DM-25385 make a pipetask command based on click #58

n8pease · 2020-06-21T02:18:32Z

No description provided.

timj

Looks okay but I'd like @andy-slac to take a look.

timj · 2020-06-22T23:04:32Z

python/lsst/ctrl/mpexec/cli/opt/show.py

+
+class show_option:  # noqa: N801
+
+    defaultHelp = ("Dump various info to standard output. Possible items are: `config', "


I think this might be better as a """ quoted string.

@timj as far as I can tell doing it that way puts the newlines and whitespace (if each new line does not begin at column 0) in the value of the string (is there a way to prevent that?). Click does it's own text wrapping for help strings and depends on console width. The extra whitespace messes that up. I guess I could format the """ str for narrowest expected console, but I'm not sure that would be a real win over just doing it this way & letting the wookie win.

That's disappointing. The help text is very hard to read in that context. The alternative is to use the triple-quoted string and run it through a helper function that replaces every newline with a space.

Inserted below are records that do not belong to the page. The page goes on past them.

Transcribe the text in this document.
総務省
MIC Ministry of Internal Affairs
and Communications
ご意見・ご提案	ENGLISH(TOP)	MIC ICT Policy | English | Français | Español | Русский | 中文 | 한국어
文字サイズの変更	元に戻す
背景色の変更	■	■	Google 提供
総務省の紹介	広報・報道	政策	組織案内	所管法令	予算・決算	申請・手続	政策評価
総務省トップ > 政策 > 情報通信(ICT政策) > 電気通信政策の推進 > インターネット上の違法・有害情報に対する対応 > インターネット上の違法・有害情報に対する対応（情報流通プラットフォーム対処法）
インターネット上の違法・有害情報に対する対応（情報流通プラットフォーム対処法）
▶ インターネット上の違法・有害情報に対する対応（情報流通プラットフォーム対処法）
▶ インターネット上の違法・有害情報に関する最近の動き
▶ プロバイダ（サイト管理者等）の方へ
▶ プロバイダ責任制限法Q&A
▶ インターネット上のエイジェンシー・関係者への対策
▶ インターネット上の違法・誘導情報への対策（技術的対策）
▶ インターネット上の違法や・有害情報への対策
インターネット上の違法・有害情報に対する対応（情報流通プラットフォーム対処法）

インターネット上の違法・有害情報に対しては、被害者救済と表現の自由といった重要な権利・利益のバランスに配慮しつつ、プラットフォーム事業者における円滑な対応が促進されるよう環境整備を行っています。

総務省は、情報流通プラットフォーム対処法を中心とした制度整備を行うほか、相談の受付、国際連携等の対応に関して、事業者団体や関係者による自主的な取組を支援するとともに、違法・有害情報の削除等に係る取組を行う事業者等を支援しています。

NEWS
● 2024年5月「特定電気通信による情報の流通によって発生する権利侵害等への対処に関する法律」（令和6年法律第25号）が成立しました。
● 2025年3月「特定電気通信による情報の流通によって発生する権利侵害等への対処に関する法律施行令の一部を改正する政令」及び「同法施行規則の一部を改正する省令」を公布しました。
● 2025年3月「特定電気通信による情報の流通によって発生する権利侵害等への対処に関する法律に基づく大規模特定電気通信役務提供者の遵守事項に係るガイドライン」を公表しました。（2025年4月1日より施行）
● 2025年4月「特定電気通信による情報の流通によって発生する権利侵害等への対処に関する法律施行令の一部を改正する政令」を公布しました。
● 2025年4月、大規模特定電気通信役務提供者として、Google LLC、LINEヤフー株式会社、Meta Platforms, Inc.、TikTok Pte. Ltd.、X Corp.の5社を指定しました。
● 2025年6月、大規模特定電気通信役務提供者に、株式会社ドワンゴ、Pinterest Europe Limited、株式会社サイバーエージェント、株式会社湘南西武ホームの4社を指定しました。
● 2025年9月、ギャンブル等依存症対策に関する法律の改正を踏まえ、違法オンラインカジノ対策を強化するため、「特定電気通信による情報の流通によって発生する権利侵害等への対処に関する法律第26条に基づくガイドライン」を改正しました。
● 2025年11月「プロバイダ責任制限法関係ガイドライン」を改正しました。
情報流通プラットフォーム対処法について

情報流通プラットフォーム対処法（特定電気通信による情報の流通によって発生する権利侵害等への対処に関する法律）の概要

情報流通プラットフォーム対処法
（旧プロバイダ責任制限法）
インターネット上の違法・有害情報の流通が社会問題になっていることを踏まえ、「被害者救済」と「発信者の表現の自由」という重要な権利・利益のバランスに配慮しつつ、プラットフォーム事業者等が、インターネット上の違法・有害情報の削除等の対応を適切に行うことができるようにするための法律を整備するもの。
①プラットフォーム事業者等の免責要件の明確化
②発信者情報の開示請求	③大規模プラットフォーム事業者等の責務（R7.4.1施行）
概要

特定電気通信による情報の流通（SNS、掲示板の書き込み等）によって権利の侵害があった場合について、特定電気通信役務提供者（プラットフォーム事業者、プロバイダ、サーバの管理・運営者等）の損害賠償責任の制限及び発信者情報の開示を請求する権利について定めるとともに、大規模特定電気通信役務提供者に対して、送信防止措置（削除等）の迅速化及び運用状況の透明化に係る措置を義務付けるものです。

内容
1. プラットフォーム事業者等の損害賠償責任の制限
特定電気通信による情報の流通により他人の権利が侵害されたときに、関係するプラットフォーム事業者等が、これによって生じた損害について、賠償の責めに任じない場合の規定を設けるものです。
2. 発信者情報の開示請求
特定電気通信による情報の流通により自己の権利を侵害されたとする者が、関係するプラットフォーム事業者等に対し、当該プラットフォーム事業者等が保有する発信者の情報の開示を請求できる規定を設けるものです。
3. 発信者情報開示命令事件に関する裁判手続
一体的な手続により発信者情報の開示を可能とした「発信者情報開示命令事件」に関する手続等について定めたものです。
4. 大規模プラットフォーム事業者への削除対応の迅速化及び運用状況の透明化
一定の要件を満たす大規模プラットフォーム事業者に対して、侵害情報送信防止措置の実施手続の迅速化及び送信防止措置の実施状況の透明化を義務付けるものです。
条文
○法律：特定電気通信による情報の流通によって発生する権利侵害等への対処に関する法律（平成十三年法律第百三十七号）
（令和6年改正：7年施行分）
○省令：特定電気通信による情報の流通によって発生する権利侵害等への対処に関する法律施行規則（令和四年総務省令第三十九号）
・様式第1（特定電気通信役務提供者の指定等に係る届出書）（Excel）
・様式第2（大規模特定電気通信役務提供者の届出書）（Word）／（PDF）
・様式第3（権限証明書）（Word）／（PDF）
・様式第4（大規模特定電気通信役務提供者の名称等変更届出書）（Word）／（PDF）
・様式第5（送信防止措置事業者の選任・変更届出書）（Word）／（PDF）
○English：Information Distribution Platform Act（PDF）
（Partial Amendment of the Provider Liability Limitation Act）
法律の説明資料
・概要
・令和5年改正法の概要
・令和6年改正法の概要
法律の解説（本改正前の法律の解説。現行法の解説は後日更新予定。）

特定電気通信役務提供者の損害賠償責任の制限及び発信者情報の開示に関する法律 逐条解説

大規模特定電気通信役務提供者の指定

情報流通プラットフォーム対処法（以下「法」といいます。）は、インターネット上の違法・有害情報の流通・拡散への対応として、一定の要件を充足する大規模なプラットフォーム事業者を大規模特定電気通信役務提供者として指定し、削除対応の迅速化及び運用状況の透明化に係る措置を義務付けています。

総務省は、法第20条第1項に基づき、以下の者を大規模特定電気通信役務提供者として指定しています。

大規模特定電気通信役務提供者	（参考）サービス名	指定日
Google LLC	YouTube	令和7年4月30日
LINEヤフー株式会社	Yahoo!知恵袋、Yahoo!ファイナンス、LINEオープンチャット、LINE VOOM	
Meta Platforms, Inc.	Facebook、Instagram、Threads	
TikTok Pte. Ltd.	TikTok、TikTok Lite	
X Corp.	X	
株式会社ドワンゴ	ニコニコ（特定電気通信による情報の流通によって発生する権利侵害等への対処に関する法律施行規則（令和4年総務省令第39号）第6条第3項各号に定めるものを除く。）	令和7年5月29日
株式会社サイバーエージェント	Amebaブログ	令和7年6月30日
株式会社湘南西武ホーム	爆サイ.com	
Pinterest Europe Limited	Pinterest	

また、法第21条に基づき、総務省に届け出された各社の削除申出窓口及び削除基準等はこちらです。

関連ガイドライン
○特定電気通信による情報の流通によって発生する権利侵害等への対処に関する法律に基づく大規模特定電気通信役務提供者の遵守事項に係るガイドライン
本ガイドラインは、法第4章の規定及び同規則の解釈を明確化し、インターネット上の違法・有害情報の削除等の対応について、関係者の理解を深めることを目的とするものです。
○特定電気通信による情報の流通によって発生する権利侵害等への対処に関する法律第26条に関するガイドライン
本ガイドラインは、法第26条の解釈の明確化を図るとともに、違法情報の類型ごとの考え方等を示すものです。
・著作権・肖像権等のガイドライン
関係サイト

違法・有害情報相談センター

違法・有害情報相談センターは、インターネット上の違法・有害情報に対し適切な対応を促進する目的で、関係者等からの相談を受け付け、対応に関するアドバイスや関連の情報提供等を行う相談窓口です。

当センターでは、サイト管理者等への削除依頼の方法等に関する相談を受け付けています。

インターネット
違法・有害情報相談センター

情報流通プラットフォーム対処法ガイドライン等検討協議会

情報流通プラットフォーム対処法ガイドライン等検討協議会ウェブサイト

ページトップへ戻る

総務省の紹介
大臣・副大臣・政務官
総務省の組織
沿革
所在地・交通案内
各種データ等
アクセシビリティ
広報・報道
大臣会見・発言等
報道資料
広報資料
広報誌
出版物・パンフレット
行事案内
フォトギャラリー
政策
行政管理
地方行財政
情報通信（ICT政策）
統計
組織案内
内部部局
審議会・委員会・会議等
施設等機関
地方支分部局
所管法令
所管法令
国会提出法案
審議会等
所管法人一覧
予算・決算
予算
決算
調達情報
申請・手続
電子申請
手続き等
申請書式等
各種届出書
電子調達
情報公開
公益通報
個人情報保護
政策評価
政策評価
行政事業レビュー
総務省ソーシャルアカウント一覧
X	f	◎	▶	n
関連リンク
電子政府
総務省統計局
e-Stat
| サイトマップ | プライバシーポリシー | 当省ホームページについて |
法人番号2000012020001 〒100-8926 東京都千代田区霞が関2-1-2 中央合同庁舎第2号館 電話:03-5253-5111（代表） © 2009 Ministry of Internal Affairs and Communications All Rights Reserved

ok, that and textwrap.dedent FTW

timj · 2020-06-22T23:07:38Z

python/lsst/ctrl/mpexec/cli/script/build.py

+                              _ACTION_ADD_INSTRUMENT)
+
+
+def build(config_file=[], config=[], delete=[], instrument=[], order_pipeline=None, pipeline_dot=None,


Python advises against using mutables as defaults because those mutables can be changed by this function and that would change the defaults to everyone. Since you are only using these for iteration you can use a tuple as a default value.

timj · 2020-06-22T23:33:35Z

python/lsst/ctrl/mpexec/cli/script/build.py

+        The pipeline instance that was built.
+    """
+
+    class Args:


This is cute. We stuff random properties into an empty class? Couldn't we use a simple dataclass here so that we can do some kind of checking?

I was wanting to avoid managing the opaque args data structure much/any. Of course it's the idiom that comes from the argparse impl, IMHO it should be replaced entirely by member vars to the function or a smaller bunch of classes that contain related data members. I was hoping to avoid making that big of a change right now. But, doing one or the other is probably the Right Thing to do. I'll ponder, it might be worth a discussion on Slack... 🤔

I didn't know any of the history (so this trick was used in the implementation by @andy-slac and you migrated it over?). At the very least a comment like you just made in the class description for Args would be useful.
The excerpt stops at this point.